Dislocation-limited Thermal Transport in Silicon Carbide Dislocations from Machine-learning Molecular Dynamics

Abstract Silicon carbide (SiC) emerges as a promising wide-bandgap semiconductor featuring high breakdown field and outstanding thermal conductivity, making it promising for high-power application. Although extensive efforts have been devoted to understanding and controlling dislocations in SiC, the fundamental relationship between dislocations and thermal transport remains insufficiently understood. The major challenge lies in the giant supercell size required for reliable dislocation modelling. Here, we employ machine-learning molecular dynamic with neuroevolution potential (NEP) designed for modeling extended defects in SiC to overcome the computational challenge for phonon-dislocation interaction.

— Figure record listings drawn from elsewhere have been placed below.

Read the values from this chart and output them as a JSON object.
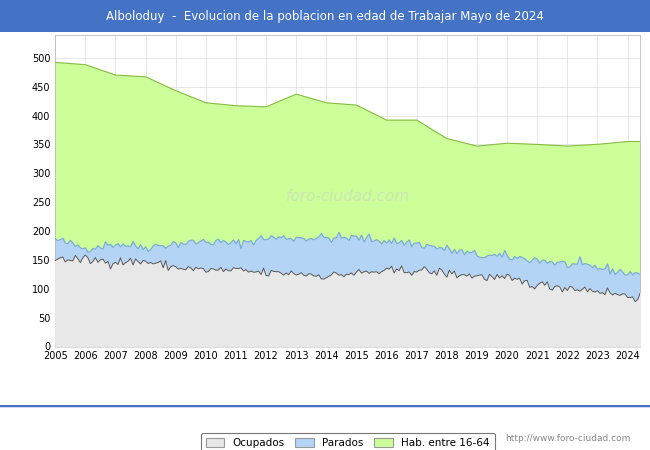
{
  "title": "Alboloduy  -  Evolucion de la poblacion en edad de Trabajar Mayo de 2024",
  "title_bg": "#4472c4",
  "title_color": "white",
  "ylim": [
    0,
    540
  ],
  "yticks": [
    0,
    50,
    100,
    150,
    200,
    250,
    300,
    350,
    400,
    450,
    500
  ],
  "years": [
    2005,
    2006,
    2007,
    2008,
    2009,
    2010,
    2011,
    2012,
    2013,
    2014,
    2015,
    2016,
    2017,
    2018,
    2019,
    2020,
    2021,
    2022,
    2023,
    2024
  ],
  "hab_16_64": [
    492,
    488,
    470,
    467,
    443,
    422,
    417,
    415,
    437,
    422,
    418,
    392,
    392,
    360,
    347,
    352,
    350,
    347,
    350,
    355
  ],
  "parados_upper": [
    185,
    170,
    178,
    172,
    178,
    182,
    178,
    188,
    188,
    188,
    188,
    183,
    178,
    168,
    158,
    155,
    150,
    142,
    137,
    127
  ],
  "ocupados_upper": [
    152,
    150,
    147,
    147,
    137,
    132,
    132,
    127,
    127,
    122,
    127,
    130,
    132,
    127,
    122,
    117,
    107,
    102,
    97,
    87
  ],
  "watermark": "http://www.foro-ciudad.com",
  "legend_labels": [
    "Ocupados",
    "Parados",
    "Hab. entre 16-64"
  ],
  "color_hab": "#ccff99",
  "color_parados": "#b3d4f5",
  "color_ocupados": "#e8e8e8",
  "line_color_hab": "#88bb44",
  "line_color_parados": "#7aaad0",
  "line_color_ocupados": "#555555",
  "grid_color": "#dddddd",
  "bg_plot": "white",
  "title_fontsize": 8.5,
  "tick_fontsize": 7,
  "watermark_color": "#aaaaaa"
}
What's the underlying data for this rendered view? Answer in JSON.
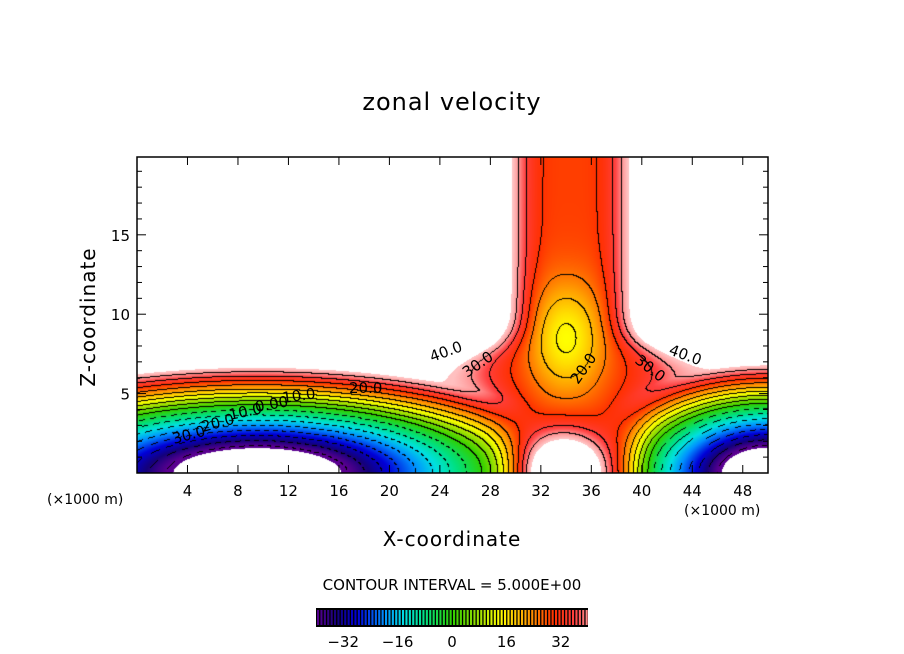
{
  "chart_data": {
    "type": "heatmap",
    "subtype": "filled-contour",
    "title": "zonal velocity",
    "xlabel": "X-coordinate",
    "ylabel": "Z-coordinate",
    "x_unit": "(×1000 m)",
    "z_unit": "(×1000 m)",
    "xlim": [
      0,
      50
    ],
    "ylim": [
      0,
      19.9
    ],
    "x_ticks": [
      4,
      8,
      12,
      16,
      20,
      24,
      28,
      32,
      36,
      40,
      44,
      48
    ],
    "y_ticks": [
      5,
      10,
      15
    ],
    "contour_interval_text": "CONTOUR INTERVAL = 5.000E+00",
    "contour_interval": 5,
    "negative_contours": "dashed",
    "contour_labels": [
      "40.0",
      "30.0",
      "20.0",
      "10.0",
      "0.00",
      "10.0",
      "20.0",
      "30.0",
      "20.0",
      "30.0",
      "40.0"
    ],
    "colorbar": {
      "range": [
        -40,
        40
      ],
      "ticks": [
        -32,
        -16,
        0,
        16,
        32
      ],
      "tick_labels": [
        "−32",
        "−16",
        "0",
        "16",
        "32"
      ]
    },
    "colormap": [
      "#5a0090",
      "#14007a",
      "#0000d8",
      "#0090ff",
      "#00e0e0",
      "#00e080",
      "#30d000",
      "#a0e000",
      "#ffff00",
      "#ffa000",
      "#ff3000",
      "#ff4040",
      "#ff9090",
      "#ffc0c0"
    ]
  }
}
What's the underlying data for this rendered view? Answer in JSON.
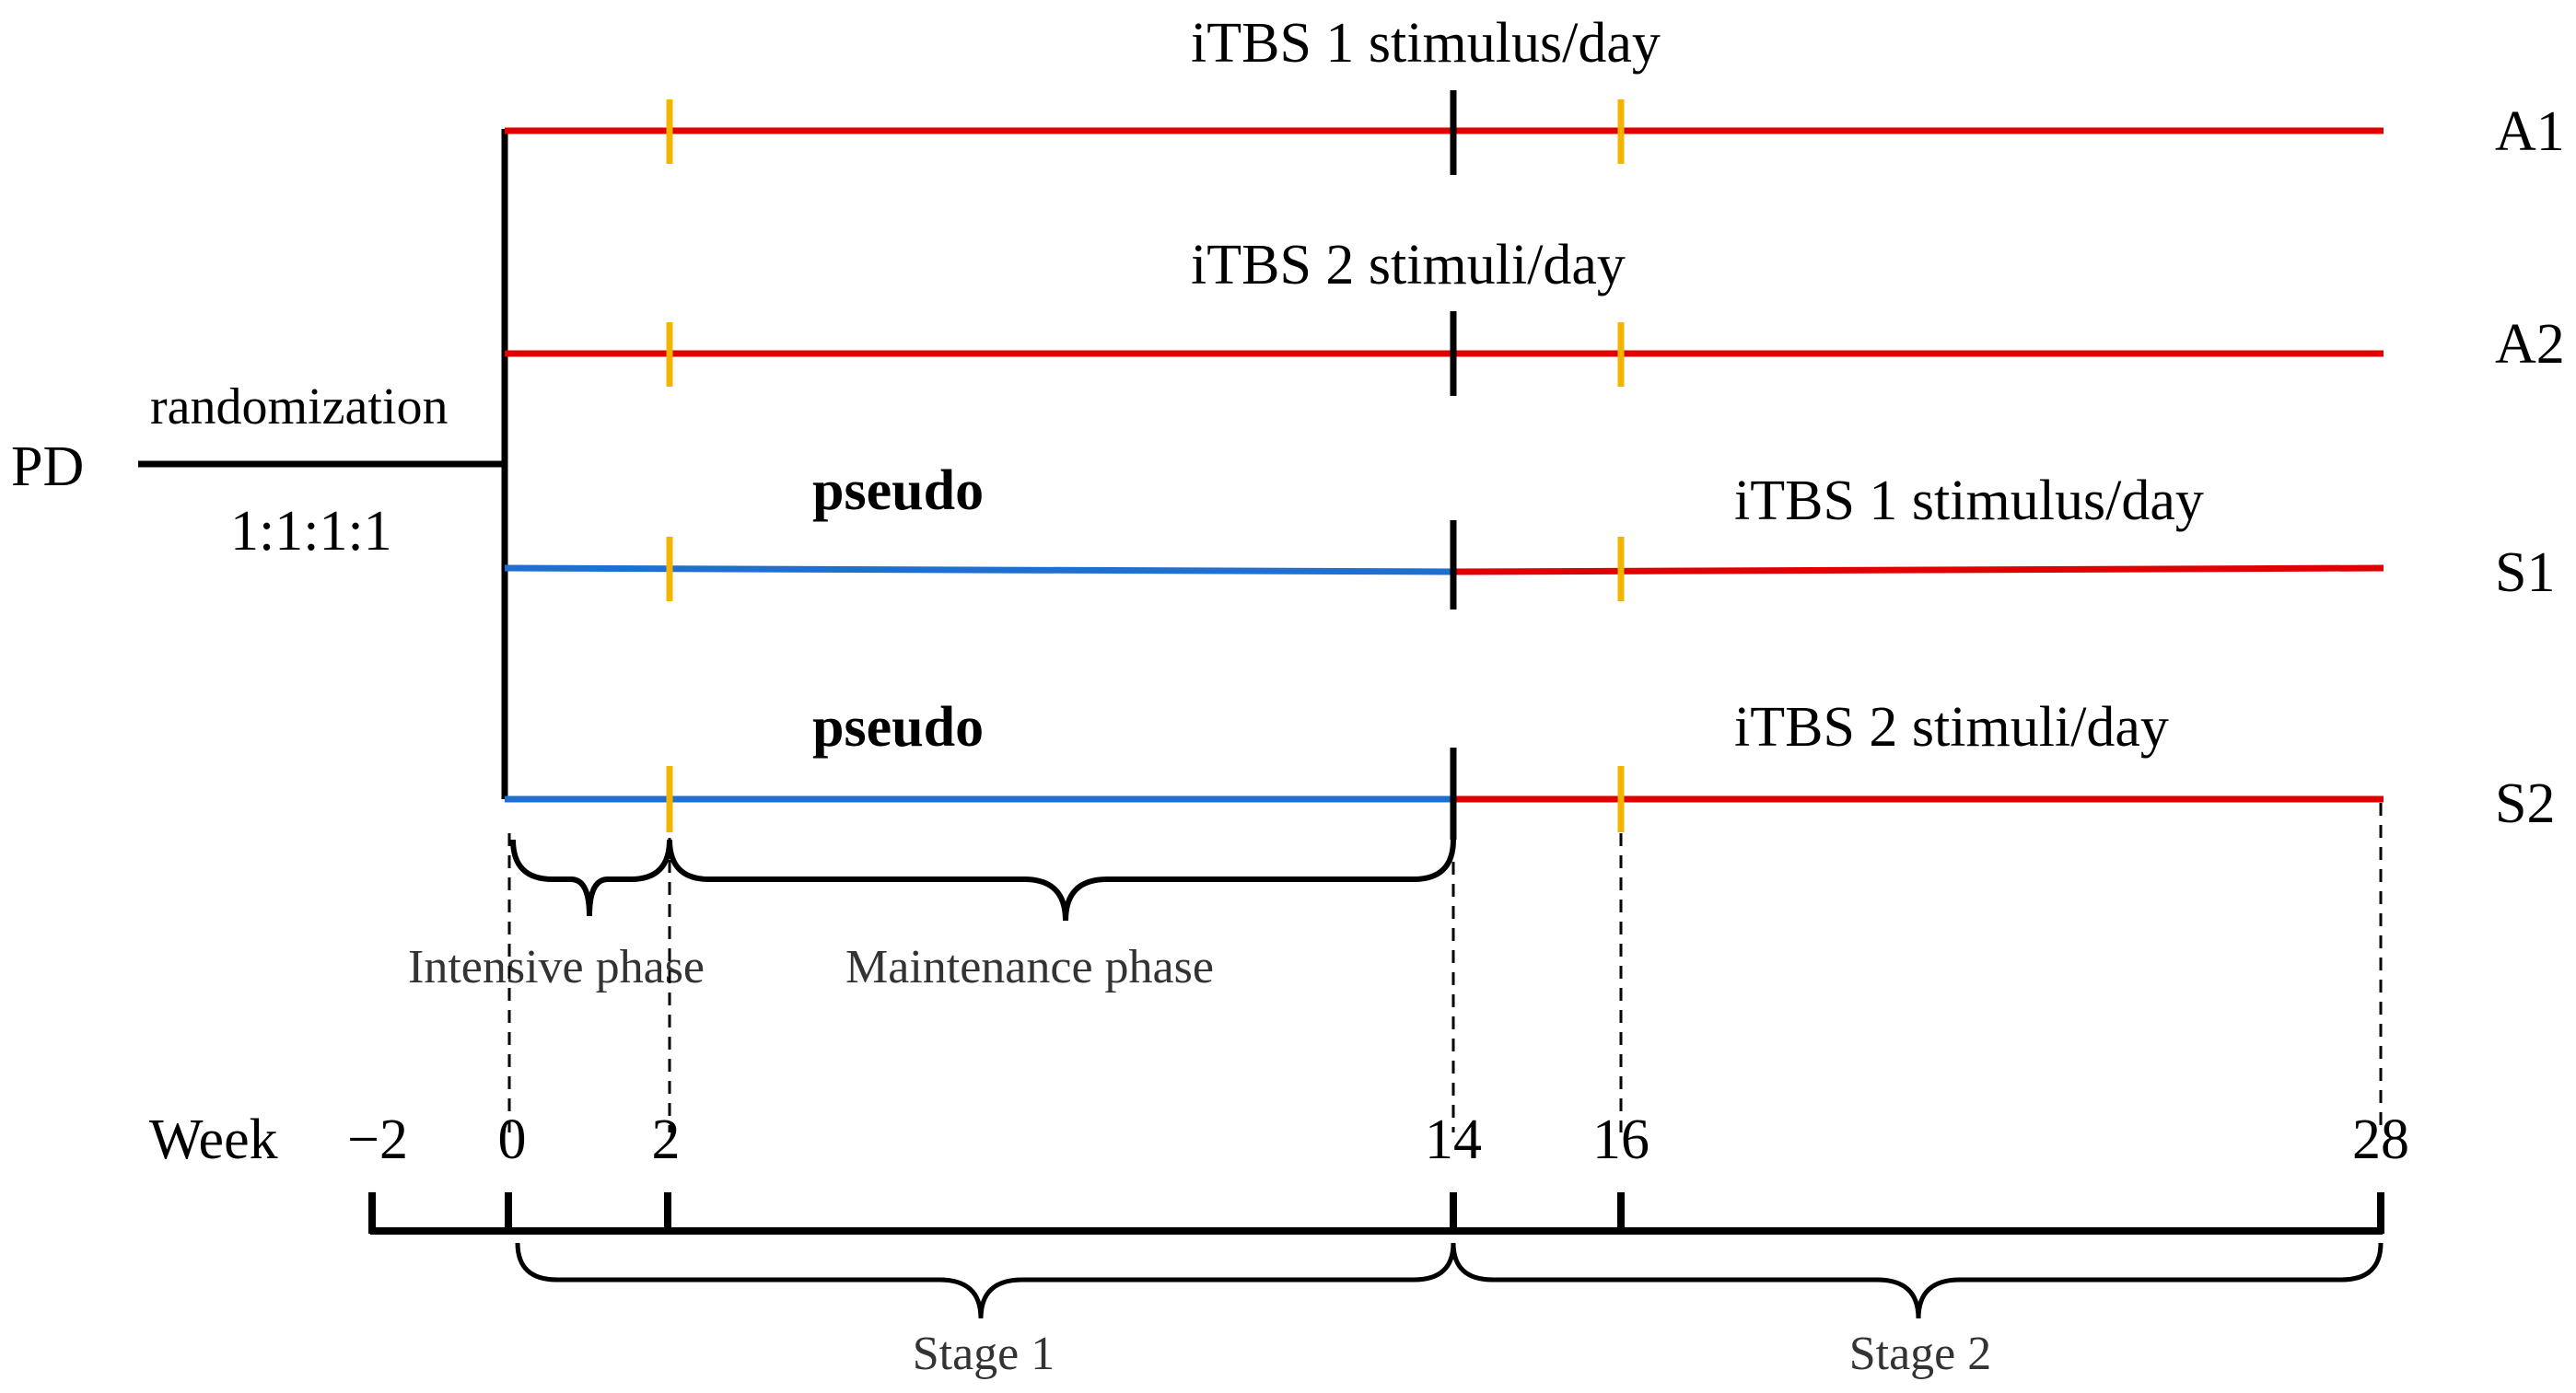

Using this approach, we calculated the thermal conductivity over a range of temperatures and dislocation densities for typical dislocation types in SiC. The phonon-edge-dislocation scattering was found to be nonlinearly dependent on the dislocation density, which was attributed to the long-ranged dislocation-induced normal strain field. Spectral heat-current analysis further reveals that dislocations primarily scatter long-wavelength acoustic phonons below 20 THz. This work provides microscopic and quantitative perspective into the phonon-dislocation scattering mechanisms.